July 26, 2007

July 26, 2007 | WebMemo on Health Care

State Health Care Reform: The Benefits and Limits of "Reinsurance"

In the debate over health care reform, some federal and state lawmakers are asking whether some type of reinsurance system might make health insurance more affordable. In exploring that rather arcane area of insurance practice, policymakers should have a strong understanding of the concepts involved and the potential benefits and limits of "reinsurance" mechanisms for health insurance markets.

When most people refer to "reinsurance" in health care, what they really mean is the related concept of risk transfer or risk-pooling arrangements. Such arrangements are designed to remove the obstacles faced by high-risk individuals and groups in getting health care coverage. Although risk transfer arrangements can help in this regard, they do not lower overall health care costs. Furthermore, policymakers must design arrangements to encourage universal participation from insurers and remove incentives for them to transfer costs to taxpayers.      

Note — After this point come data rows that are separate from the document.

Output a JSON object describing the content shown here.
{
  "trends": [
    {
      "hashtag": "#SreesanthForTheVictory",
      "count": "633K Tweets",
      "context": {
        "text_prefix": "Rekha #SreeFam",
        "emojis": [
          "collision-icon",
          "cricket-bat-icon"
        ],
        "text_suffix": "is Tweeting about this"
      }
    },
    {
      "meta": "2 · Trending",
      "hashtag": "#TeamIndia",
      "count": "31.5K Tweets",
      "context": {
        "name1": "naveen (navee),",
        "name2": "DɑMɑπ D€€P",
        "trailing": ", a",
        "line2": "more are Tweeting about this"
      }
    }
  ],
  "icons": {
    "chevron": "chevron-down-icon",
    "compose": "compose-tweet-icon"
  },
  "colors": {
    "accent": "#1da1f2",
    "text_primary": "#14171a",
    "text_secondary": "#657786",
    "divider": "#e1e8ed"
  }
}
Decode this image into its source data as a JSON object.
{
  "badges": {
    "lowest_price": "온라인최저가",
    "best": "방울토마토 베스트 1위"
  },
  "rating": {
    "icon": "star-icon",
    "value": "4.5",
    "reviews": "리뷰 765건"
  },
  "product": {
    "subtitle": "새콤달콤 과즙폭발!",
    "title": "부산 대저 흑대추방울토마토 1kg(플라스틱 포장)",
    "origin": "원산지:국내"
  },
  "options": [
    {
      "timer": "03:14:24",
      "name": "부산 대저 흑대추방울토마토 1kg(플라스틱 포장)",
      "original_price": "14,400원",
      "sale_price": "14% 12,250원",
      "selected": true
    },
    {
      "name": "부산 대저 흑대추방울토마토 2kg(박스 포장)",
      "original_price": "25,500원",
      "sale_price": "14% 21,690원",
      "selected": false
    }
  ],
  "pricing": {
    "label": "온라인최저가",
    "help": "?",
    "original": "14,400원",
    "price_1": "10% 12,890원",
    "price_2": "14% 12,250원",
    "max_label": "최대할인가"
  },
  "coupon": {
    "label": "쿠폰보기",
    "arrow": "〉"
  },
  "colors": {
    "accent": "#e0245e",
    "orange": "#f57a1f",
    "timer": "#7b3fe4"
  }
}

Selection Risk and Its Discontents
In the classic definition, reinsurance can be thought of as an insurance company buying insurance for itself. In most cases, the primary insurer is buying protection against the possibility that some rare set of circumstances might produce losses that it is unable to fund on its own. The practice is more common in areas like property and casualty insurance. Such companies could take heavy losses if multiple natural disasters struck within a short time frame, for example. The possibility of a "perfect storm" of large losses induces insurers to buy reinsurance on the commercial market.

However, those kinds of scenarios are not as plausible in other lines of insurance, such as life or health (except for very small carriers). While one can never say "never" in insurance, the risk that a large life insurance company will see half its customers die in the same year is virtually zero. The risk is equally low that a majority of customers of a large health insurance company will need major operations and hospitalization in the same year. 

In the context of health insurance, what is usually meant by "reinsurance" is really insurance against a different kind of potential risk. The risk in question can best be described as "selection risk": the risk that an insurer will acquire a larger-than-average share of costly customers.

In the current individual and small group markets, insurers' first line of defense against selection risk is the practice of underwriting. Through underwriting, insurers seek to determine the risk profile of individuals or groups before issuing coverage. After identifying the high-risk applicants, the companies then either deny coverage altogether, limit coverage for pre-existing medical conditions, or charge higher premiums.

In the group market, particularly in the small group market, insurers also use "minimum participation" to guard against selection risk. The insurer will not issue group coverage to an employer unless the employer ensures that a minimum share of its workers (usually 75 percent to 80 percent) participate in the coverage. That way, the insurer limits the possibility that only high-risk employees will enroll in the insurance plan.

While these practices help protect health insurers against selection risks, they also create problems for individuals and employer groups, particularly small employers, because:

  • They can make health insurance unaffordable, or even unavailable, for individuals in poor health.
  • They make it more difficult for insured individuals who develop medical conditions to retain coverage. A change in circumstances (such as in employment or residence) could result in a loss of coverage and a subsequent inability to get new coverage.
  • They create obstacles to employers offering group coverage to their workers. In particular, smaller employers often find it difficult to induce enough of their employees to take up coverage and thus meet the insurer's minimum participation requirement for covering the whole group.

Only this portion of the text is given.